There is no greater threat to our security, to our economic growth, to the survival of future generations than #ClimateChange. I’m announcing #GreenNewDealLA to lay out an aggressive plan to not just survive global warming, but to ensure that L.A. thrives. https://t.co/YBsRwosu83 pic.twitter.com/7E3U3pO1G4
— Mayor Karen Bass (@MayorOfLA) April 30, 2019
The city’s Green New Deal is an aggressive expansion of the Sustainable City pLAn the mayor created in 2015 to reflect more recent environmental studies that have shown the need for rapid and more radical solutions to combat climate change.
Garcetti was among the handful of mayors and governors to stick with the Paris climate agreement after President Donald Trump pulled the U.S. out of the accord. The mayor said his Green New Deal unveiled Monday is partially driven by his commitment to uphold the Paris Agreement.

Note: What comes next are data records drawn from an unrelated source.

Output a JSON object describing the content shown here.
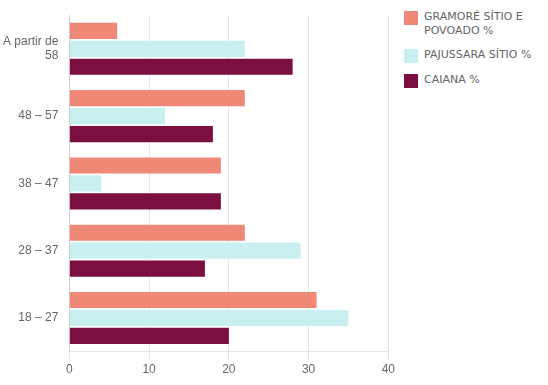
{
  "chart_data": {
    "type": "bar",
    "orientation": "horizontal",
    "categories": [
      "A partir de\n58",
      "48 – 57",
      "38 – 47",
      "28 – 37",
      "18 – 27"
    ],
    "series": [
      {
        "name": "GRAMORÉ SÍTIO E\nPOVOADO %",
        "color": "#F08878",
        "values": [
          6,
          22,
          19,
          22,
          31
        ]
      },
      {
        "name": "PAJUSSARA SÍTIO %",
        "color": "#C8F0F0",
        "values": [
          22,
          12,
          4,
          29,
          35
        ]
      },
      {
        "name": "CAIANA %",
        "color": "#7B1040",
        "values": [
          28,
          18,
          19,
          17,
          20
        ]
      }
    ],
    "xlim": [
      0,
      40
    ],
    "xticks": [
      0,
      10,
      20,
      30,
      40
    ],
    "grid": true,
    "legend": "right"
  }
}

The city’s Green New Deal would require all new city-owned buildings and major renovations to be “all-electric,” effective immediately. The plan also hopes to phase out styrofoam and to plant 90,000 trees by 2021, and to end plastic straws and single-use containers by 2028.

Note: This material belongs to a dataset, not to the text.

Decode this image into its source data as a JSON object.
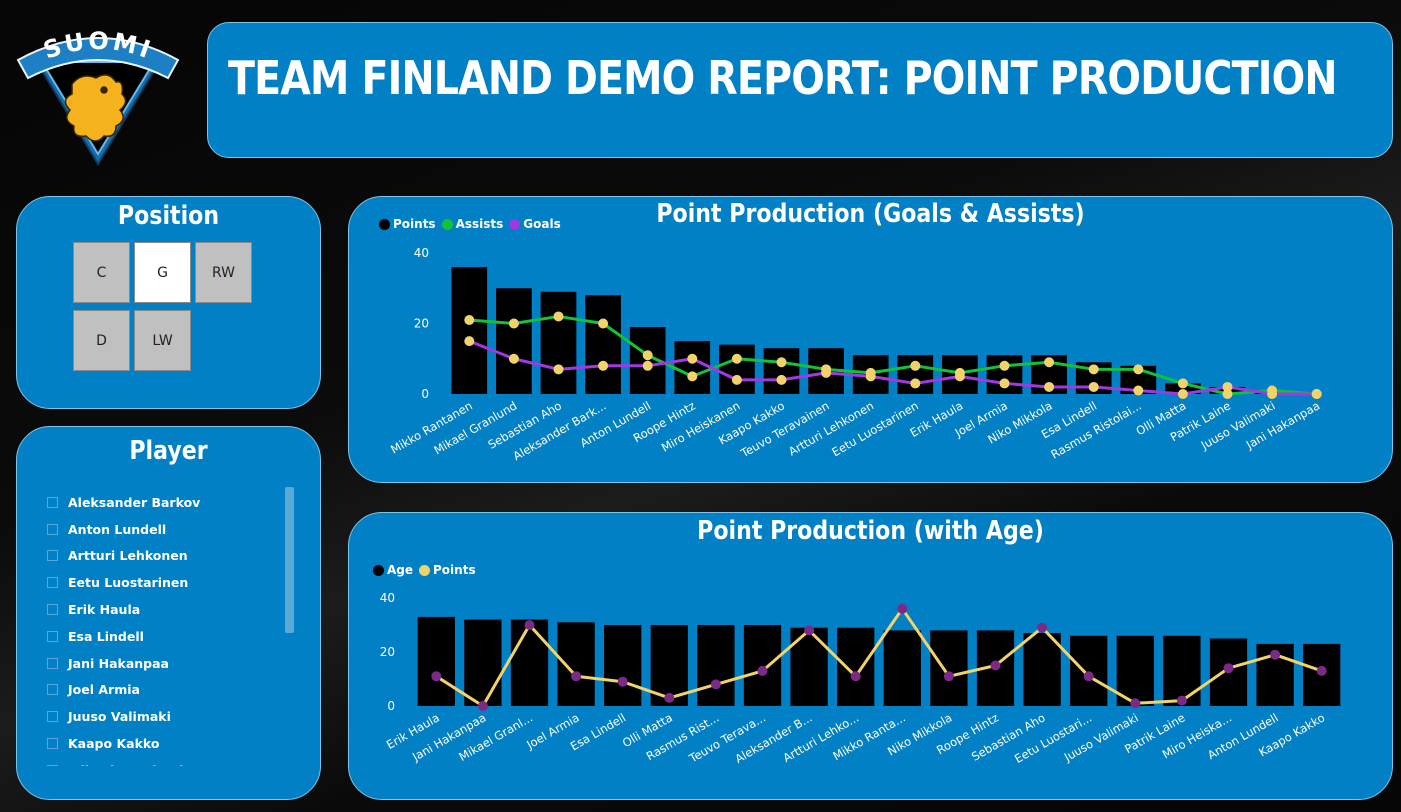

The initiative also includes Los Angeles recycling 100 percent of its wastewater by 2035 and building a zero-carbon electricity grid with the goal of reaching an 80 percent renewable energy supply by 2036.
By 2050, the city hopes to create 400,000 green jobs, have every building become emissions-free and halt sending trash to landfills. By then, the city’s plan is expected to save more than 1,600 lives, 660 trips to the hospital and $16 billion in avoided health care expenses every year.

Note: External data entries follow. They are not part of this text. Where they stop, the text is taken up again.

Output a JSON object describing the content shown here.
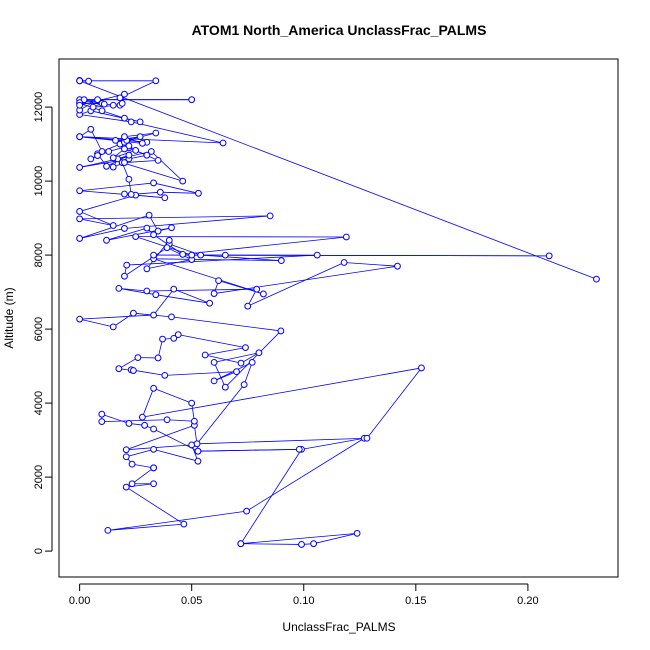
{
  "chart_data": {
    "type": "line",
    "title": "ATOM1 North_America UnclassFrac_PALMS",
    "xlabel": "UnclassFrac_PALMS",
    "ylabel": "Altitude (m)",
    "xlim": [
      -0.0092,
      0.2402
    ],
    "ylim": [
      -700,
      13300
    ],
    "xticks": [
      0.0,
      0.05,
      0.1,
      0.15,
      0.2
    ],
    "xtick_labels": [
      "0.00",
      "0.05",
      "0.10",
      "0.15",
      "0.20"
    ],
    "yticks": [
      0,
      2000,
      4000,
      6000,
      8000,
      10000,
      12000
    ],
    "ytick_labels": [
      "0",
      "2000",
      "4000",
      "6000",
      "8000",
      "10000",
      "12000"
    ],
    "grid": false,
    "legend": "none",
    "series": [
      {
        "color": "#0000ff",
        "marker": "open-circle",
        "x": [
          0.0719,
          0.099,
          0.1044,
          0.1238,
          0.0719,
          0.099,
          0.127,
          0.0745,
          0.0126,
          0.0465,
          0.0208,
          0.033,
          0.0234,
          0.033,
          0.033,
          0.033,
          0.0234,
          0.0208,
          0.033,
          0.0528,
          0.05,
          0.0208,
          0.0512,
          0.0528,
          0.098,
          0.0528,
          0.033,
          0.029,
          0.022,
          0.0099,
          0.0099,
          0.039,
          0.0512,
          0.05,
          0.033,
          0.028,
          0.1525,
          0.1282,
          0.0524,
          0.0734,
          0.077,
          0.06,
          0.07,
          0.038,
          0.023,
          0.024,
          0.0175,
          0.026,
          0.035,
          0.037,
          0.042,
          0.044,
          0.074,
          0.056,
          0.072,
          0.08,
          0.06,
          0.065,
          0.0898,
          0.041,
          0.024,
          0.015,
          0.0,
          0.033,
          0.042,
          0.058,
          0.034,
          0.0175,
          0.03,
          0.079,
          0.075,
          0.118,
          0.1418,
          0.06,
          0.062,
          0.082,
          0.033,
          0.09,
          0.054,
          0.04,
          0.04,
          0.03,
          0.05,
          0.039,
          0.02,
          0.021,
          0.106,
          0.065,
          0.033,
          0.2095,
          0.05,
          0.025,
          0.119,
          0.046,
          0.033,
          0.03,
          0.012,
          0.041,
          0.035,
          0.031,
          0.0,
          0.02,
          0.085,
          0.0,
          0.015,
          0.0,
          0.025,
          0.02,
          0.038,
          0.0,
          0.033,
          0.053,
          0.036,
          0.023,
          0.022,
          0.019,
          0.046,
          0.032,
          0.0,
          0.022,
          0.03,
          0.022,
          0.035,
          0.02,
          0.015,
          0.017,
          0.022,
          0.012,
          0.008,
          0.008,
          0.005,
          0.013,
          0.022,
          0.018,
          0.02,
          0.015,
          0.025,
          0.016,
          0.027,
          0.02,
          0.01,
          0.005,
          0.0,
          0.03,
          0.021,
          0.034,
          0.02,
          0.028,
          0.0,
          0.064,
          0.023,
          0.0,
          0.005,
          0.027,
          0.02,
          0.01,
          0.0,
          0.01,
          0.006,
          0.018,
          0.015,
          0.0,
          0.05,
          0.002,
          0.011,
          0.0,
          0.008,
          0.0,
          0.0,
          0.02,
          0.019,
          0.018,
          0.034,
          0.0,
          0.004,
          0.0,
          0.0,
          0.2306
        ],
        "y": [
          200,
          180,
          200,
          480,
          200,
          2750,
          3050,
          1080,
          560,
          730,
          1730,
          1820,
          1820,
          2250,
          2250,
          2250,
          2350,
          2550,
          2750,
          2430,
          2870,
          2740,
          3400,
          2700,
          2750,
          2700,
          3300,
          3400,
          3450,
          3700,
          3500,
          3550,
          3510,
          4000,
          4400,
          3620,
          4950,
          3050,
          2900,
          4500,
          5100,
          4600,
          4850,
          4750,
          4900,
          4880,
          4930,
          5230,
          5220,
          5730,
          5750,
          5850,
          5500,
          5300,
          5080,
          5360,
          5100,
          4430,
          5950,
          6330,
          6430,
          6060,
          6270,
          6380,
          7080,
          6700,
          6930,
          7100,
          7030,
          7080,
          6620,
          7800,
          7700,
          6960,
          7310,
          6950,
          7900,
          7850,
          8000,
          8300,
          8400,
          7630,
          7880,
          8200,
          7430,
          7730,
          8000,
          8000,
          8000,
          7980,
          8000,
          8500,
          8490,
          8020,
          8550,
          8730,
          8400,
          8740,
          8650,
          9080,
          8450,
          8720,
          9060,
          8980,
          8800,
          9180,
          9620,
          9650,
          9550,
          9740,
          9950,
          9670,
          9700,
          9640,
          10050,
          10500,
          10000,
          10800,
          10370,
          10600,
          10700,
          10900,
          10560,
          10500,
          10380,
          10600,
          10700,
          10400,
          10740,
          10690,
          10600,
          10800,
          10950,
          11000,
          10870,
          10630,
          10830,
          11100,
          11200,
          11050,
          10800,
          11400,
          11200,
          11050,
          11100,
          11300,
          11200,
          11020,
          11200,
          11030,
          11600,
          11800,
          11900,
          11600,
          11700,
          11900,
          12100,
          12100,
          12000,
          12050,
          12050,
          12200,
          12200,
          12200,
          12080,
          12120,
          12200,
          11920,
          12050,
          12350,
          12100,
          12250,
          12710,
          12710,
          12700,
          12720,
          12710,
          7350
        ]
      }
    ]
  }
}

“With flames on our hillsides and floods in our streets, cities cannot wait another moment to confront the climate crisis with everything we’ve got,” Garcetti said. “L.A. is leading the charge, with a clear vision for protecting the environment and making our economy work for everyone.”
Los Angeles joins New York City, the country’s largest and most economically influential city, in working to create more localized climate initiatives as progressive Democratic lawmakers in Washington push for a national Green New Deal, led by Representative Alexandria Ocasio-Cortez (D-N.Y.) who introduced the resolution with Senator Ed Markey (D-Mass.) in February. New York City passed a historic bill on April 18 capping climate-changing pollution from big buildings and requiring massive cuts to greenhouse gases.
The L.A. City Council passed a motion earlier requiring the city to draft a Green New Deal plan to match Ocasio-Cortez and Markey’s resolution, which proposes increasing clean energy development, boosting electric vehicle manufacturing, and guaranteeing high-wage jobs fixing roads and rebuilding bridges.
The resolution in Congress is meant to be more of a guidance to eventually draft federal climate policy, but critics say that it’s a wish list of radical reforms. But the resolution does outline important steps for local leaders to take to combat climate change.
From 2017 to 2018, the number of cities pledging to use 100 percent renewable energy had doubled. More than a dozen states have passed or are considering setting 100 percent clean-electricity targets, according to a March report by consultant group EQ Research.
Some environmental groups, including the Sierra Club, applauded Garcetti for L.A.’s new initiative. But the city’s Sunrise Movement chapter said Monday that the plan will not do enough to combat climate change in time.
“Our generation’s future, as well as the future of Los Angeles and of the world, depends on us reaching net-zero greenhouse gas emissions by 2030. This is not a goal — it is a deadline,” the group said in a Medium post. “With Mayor Garcetti’s current plan for net-zero emissions by 2050, Los Angeles is on track to be 20 years too late. That is not a Green New Deal.”
The 🌍 needs to get to net zero emissions by 2050.
The 🇺🇸 needs to get there by 2030.
Los Angeles 🏙️ should be getting there even faster than that.